Page’s testimony kicked off the council’s budget cycle after Mayor Michael Bloomberg released on Feb. 17 a nearly $66 billion fiscal 2012 budget plan. It closes a $4.6 billion deficit, although $600 million of that depends upon state action. Fiscal 2012 begins July 1.

Page earlier this month asked city departments to cut their budgets for next year by 4%, with the Department of Education and uniformed police officers ordered to reduce theirs by 2%. Those cuts would help generate $600 million of funds and offset potential inaction from the state.

The city wants New York State to restore $200 million of school aid, $200 million of revenue sharing, and approve a bill to reduce the city’s supplement fund payments to city police and firefighter retirees by $200 million.

After traveling up to Albany to speak with state budget officials and legislative staff, Page believes the city must plan to fill the $600 million gap without help from the state. “I didn’t come back feeling good,” he told the Finance Committee.

New York’s Legislature is now hammering out a compromise budget for fiscal 2012, which begins April 1. Included in that plan is cuts in funding for schools and local aid.

“The problem here is you can’t spend money that you haven’t got,” Page said. “And you can see a particular lack of funding as unacceptable … but that is only step one. If that lack of funding is unacceptable, then what are we going to do for the money?”

New York City must absorb a proposed $1 billion cut in state aid for education and adjust for $853 million of federal stimulus funds that are no longer available. Bloomberg’s budget plan includes reducing the number of teachers by 6,000 positions through attrition and layoffs this year and next.

Potential teacher layoffs would range from 4,000 to 4,300. The cost of restoring those workers totals $300 million to $350 million, Page said. One council member suggested possibly tapping into the city’s health care trust fund to retain teachers. That fund will total $2 billion in fiscal 2012, after the city uses $700 million next year.

Some council members mentioned that the state Assembly’s proposal to extend a 8.97% personal income-tax surcharge on those earning $1 million or more could help generate additional revenue for the state and potentially offset sharp cuts in education and other local services. The surcharge will sunset on Dec. 31.

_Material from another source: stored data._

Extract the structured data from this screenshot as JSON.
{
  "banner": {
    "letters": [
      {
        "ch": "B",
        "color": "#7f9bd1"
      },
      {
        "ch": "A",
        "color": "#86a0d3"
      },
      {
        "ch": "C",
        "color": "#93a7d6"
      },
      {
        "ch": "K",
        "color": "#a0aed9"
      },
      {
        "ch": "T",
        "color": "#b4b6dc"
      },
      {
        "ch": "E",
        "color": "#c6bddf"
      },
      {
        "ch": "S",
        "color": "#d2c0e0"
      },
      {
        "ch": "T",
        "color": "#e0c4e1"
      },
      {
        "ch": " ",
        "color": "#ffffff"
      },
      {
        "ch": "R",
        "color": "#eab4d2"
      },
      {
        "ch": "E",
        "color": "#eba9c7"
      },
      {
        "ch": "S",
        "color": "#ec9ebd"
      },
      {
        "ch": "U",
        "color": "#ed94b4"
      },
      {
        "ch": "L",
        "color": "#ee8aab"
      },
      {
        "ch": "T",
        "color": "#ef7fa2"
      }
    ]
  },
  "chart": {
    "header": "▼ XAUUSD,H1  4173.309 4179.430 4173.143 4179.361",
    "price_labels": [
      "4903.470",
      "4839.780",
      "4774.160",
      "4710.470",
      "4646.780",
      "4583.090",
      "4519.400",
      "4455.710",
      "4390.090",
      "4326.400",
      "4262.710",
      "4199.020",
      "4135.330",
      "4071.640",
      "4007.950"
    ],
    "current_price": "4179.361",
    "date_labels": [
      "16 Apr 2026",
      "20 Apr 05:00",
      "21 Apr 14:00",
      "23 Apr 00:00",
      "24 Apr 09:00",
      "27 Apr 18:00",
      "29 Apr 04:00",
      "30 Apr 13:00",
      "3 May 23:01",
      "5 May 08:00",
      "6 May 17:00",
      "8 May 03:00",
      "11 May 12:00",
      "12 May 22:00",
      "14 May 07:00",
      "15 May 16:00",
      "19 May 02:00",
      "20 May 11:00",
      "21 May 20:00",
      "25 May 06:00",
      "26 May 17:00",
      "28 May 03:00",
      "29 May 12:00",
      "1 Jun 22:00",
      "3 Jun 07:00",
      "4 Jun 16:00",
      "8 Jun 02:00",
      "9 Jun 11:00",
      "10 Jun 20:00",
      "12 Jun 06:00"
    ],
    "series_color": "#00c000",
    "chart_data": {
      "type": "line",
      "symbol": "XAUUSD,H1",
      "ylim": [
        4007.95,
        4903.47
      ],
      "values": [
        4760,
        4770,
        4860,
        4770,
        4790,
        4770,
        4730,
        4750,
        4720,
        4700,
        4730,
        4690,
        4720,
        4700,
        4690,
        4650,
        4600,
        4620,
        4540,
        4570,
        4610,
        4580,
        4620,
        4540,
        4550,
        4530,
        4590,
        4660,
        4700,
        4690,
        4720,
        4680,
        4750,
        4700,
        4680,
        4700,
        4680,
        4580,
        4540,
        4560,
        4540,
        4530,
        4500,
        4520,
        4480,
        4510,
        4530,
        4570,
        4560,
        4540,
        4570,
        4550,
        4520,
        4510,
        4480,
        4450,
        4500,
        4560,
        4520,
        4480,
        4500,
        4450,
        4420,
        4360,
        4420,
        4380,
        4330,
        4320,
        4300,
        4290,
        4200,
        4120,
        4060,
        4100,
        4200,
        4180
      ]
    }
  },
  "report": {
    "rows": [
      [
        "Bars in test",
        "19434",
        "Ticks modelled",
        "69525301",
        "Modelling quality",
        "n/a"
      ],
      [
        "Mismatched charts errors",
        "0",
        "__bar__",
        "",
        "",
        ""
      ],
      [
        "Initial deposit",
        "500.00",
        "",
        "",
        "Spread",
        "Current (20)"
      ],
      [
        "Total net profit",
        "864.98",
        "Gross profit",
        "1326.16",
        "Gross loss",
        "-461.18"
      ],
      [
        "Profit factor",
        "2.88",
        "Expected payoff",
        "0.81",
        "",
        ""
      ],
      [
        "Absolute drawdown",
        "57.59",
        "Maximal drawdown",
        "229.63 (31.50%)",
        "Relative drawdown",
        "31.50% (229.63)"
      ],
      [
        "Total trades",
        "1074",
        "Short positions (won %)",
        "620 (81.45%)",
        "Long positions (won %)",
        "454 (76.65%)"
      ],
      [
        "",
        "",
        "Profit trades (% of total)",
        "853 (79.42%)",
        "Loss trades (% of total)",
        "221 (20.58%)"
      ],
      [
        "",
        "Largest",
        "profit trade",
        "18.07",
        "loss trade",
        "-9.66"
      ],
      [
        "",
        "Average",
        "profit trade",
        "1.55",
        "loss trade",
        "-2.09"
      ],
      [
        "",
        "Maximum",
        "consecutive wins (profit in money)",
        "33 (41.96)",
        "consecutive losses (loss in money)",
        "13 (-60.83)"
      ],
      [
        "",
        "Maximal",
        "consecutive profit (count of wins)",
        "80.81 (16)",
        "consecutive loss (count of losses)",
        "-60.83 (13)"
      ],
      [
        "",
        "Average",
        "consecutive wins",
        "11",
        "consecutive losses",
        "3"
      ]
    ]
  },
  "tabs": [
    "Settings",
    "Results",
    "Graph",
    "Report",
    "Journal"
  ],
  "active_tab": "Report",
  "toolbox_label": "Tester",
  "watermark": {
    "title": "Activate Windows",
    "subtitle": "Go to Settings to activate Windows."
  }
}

Last week, Bloomberg indicated that he did not favor keeping the tax surcharge on the state’s highest earners. Gov. Andrew Cuomo, a Democrat, also is against extending the so-called millionaire tax, as has the Republican-led Senate.

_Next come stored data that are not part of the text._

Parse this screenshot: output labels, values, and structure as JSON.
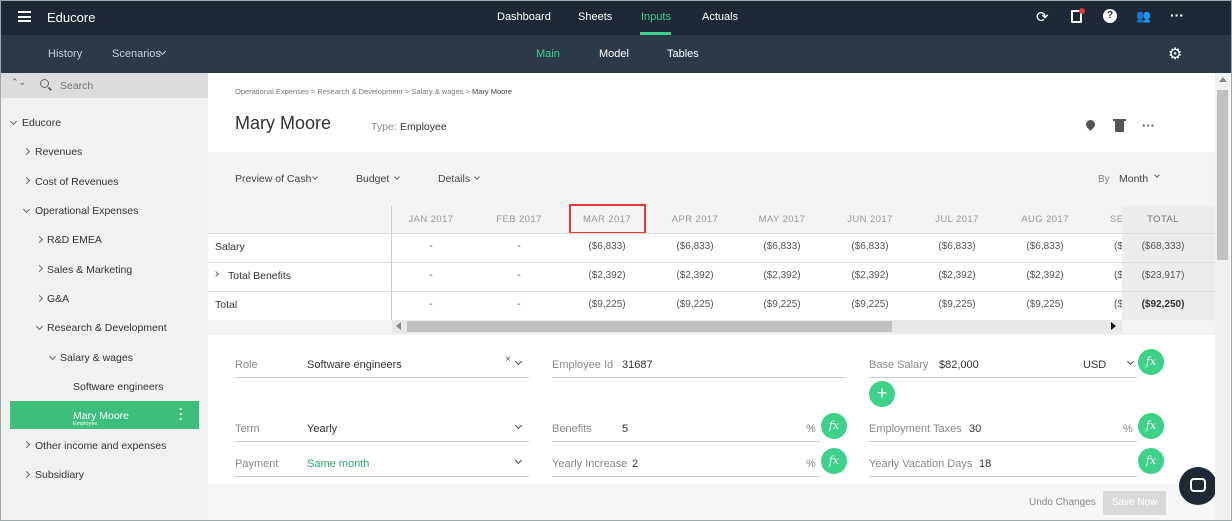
{
  "app": {
    "name": "Educore"
  },
  "topnav": {
    "items": [
      "Dashboard",
      "Sheets",
      "Inputs",
      "Actuals"
    ],
    "active": "Inputs"
  },
  "subnav": {
    "left": [
      "History",
      "Scenarios"
    ],
    "tabs": [
      "Main",
      "Model",
      "Tables"
    ],
    "active_tab": "Main"
  },
  "sidebar": {
    "search_placeholder": "Search",
    "root": "Educore",
    "items": [
      {
        "label": "Revenues"
      },
      {
        "label": "Cost of Revenues"
      },
      {
        "label": "Operational Expenses"
      },
      {
        "label": "R&D EMEA"
      },
      {
        "label": "Sales & Marketing"
      },
      {
        "label": "G&A"
      },
      {
        "label": "Research & Development"
      },
      {
        "label": "Salary & wages"
      },
      {
        "label": "Software engineers"
      },
      {
        "label": "Mary Moore",
        "sub": "Employee"
      },
      {
        "label": "Other income and expenses"
      },
      {
        "label": "Subsidiary"
      }
    ]
  },
  "breadcrumb": {
    "path": "Operational Expenses > Research & Development > Salary & wages > ",
    "current": "Mary Moore"
  },
  "page": {
    "title": "Mary Moore",
    "type_label": "Type:",
    "type_value": "Employee"
  },
  "toolbar": {
    "preview": "Preview of Cash",
    "budget": "Budget",
    "details": "Details",
    "by_label": "By",
    "by_value": "Month"
  },
  "grid": {
    "columns": [
      "JAN 2017",
      "FEB 2017",
      "MAR 2017",
      "APR 2017",
      "MAY 2017",
      "JUN 2017",
      "JUL 2017",
      "AUG 2017",
      "SE"
    ],
    "total_header": "TOTAL",
    "rows": [
      {
        "label": "Salary",
        "values": [
          "-",
          "-",
          "($6,833)",
          "($6,833)",
          "($6,833)",
          "($6,833)",
          "($6,833)",
          "($6,833)",
          "($"
        ],
        "total": "($68,333)"
      },
      {
        "label": "Total Benefits",
        "values": [
          "-",
          "-",
          "($2,392)",
          "($2,392)",
          "($2,392)",
          "($2,392)",
          "($2,392)",
          "($2,392)",
          "($"
        ],
        "total": "($23,917)"
      },
      {
        "label": "Total",
        "values": [
          "-",
          "-",
          "($9,225)",
          "($9,225)",
          "($9,225)",
          "($9,225)",
          "($9,225)",
          "($9,225)",
          "($"
        ],
        "total": "($92,250)"
      }
    ]
  },
  "form": {
    "role_label": "Role",
    "role_value": "Software engineers",
    "employee_id_label": "Employee Id",
    "employee_id_value": "31687",
    "base_salary_label": "Base Salary",
    "base_salary_value": "$82,000",
    "currency": "USD",
    "term_label": "Term",
    "term_value": "Yearly",
    "benefits_label": "Benefits",
    "benefits_value": "5",
    "employment_taxes_label": "Employment Taxes",
    "employment_taxes_value": "30",
    "payment_label": "Payment",
    "payment_value": "Same month",
    "yearly_increase_label": "Yearly Increase",
    "yearly_increase_value": "2",
    "vacation_label": "Yearly Vacation Days",
    "vacation_value": "18",
    "percent": "%",
    "fx": "fx",
    "clear": "×"
  },
  "footer": {
    "undo": "Undo Changes",
    "save": "Save Now"
  },
  "colors": {
    "accent": "#3dd189",
    "topbar": "#1e2935",
    "subbar": "#2c3a48",
    "highlight": "#e0393e"
  }
}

“If you want to drive business out, you raise taxes,” the mayor said last week during a press conference promoting a $3 billion waterfront development plan. “That’s just not a good strategy right now. Sometimes you can raise taxes, sometimes you have to lower them. ”

To help find savings, Council Speaker Christine Quinn said that she will file legislation to allow the city to examine its contracts with outside operators and root out any overspending. She said contractual services will cost the city $10.2 billion in fiscal 2012, a 4% increase from this year.

“When some city workers face the threat of layoffs and others have to do more with less on a daily basis, it only seems fair that we ask the same kinds of efforts from the city’s outside contractors,” Quinn said during the hearing.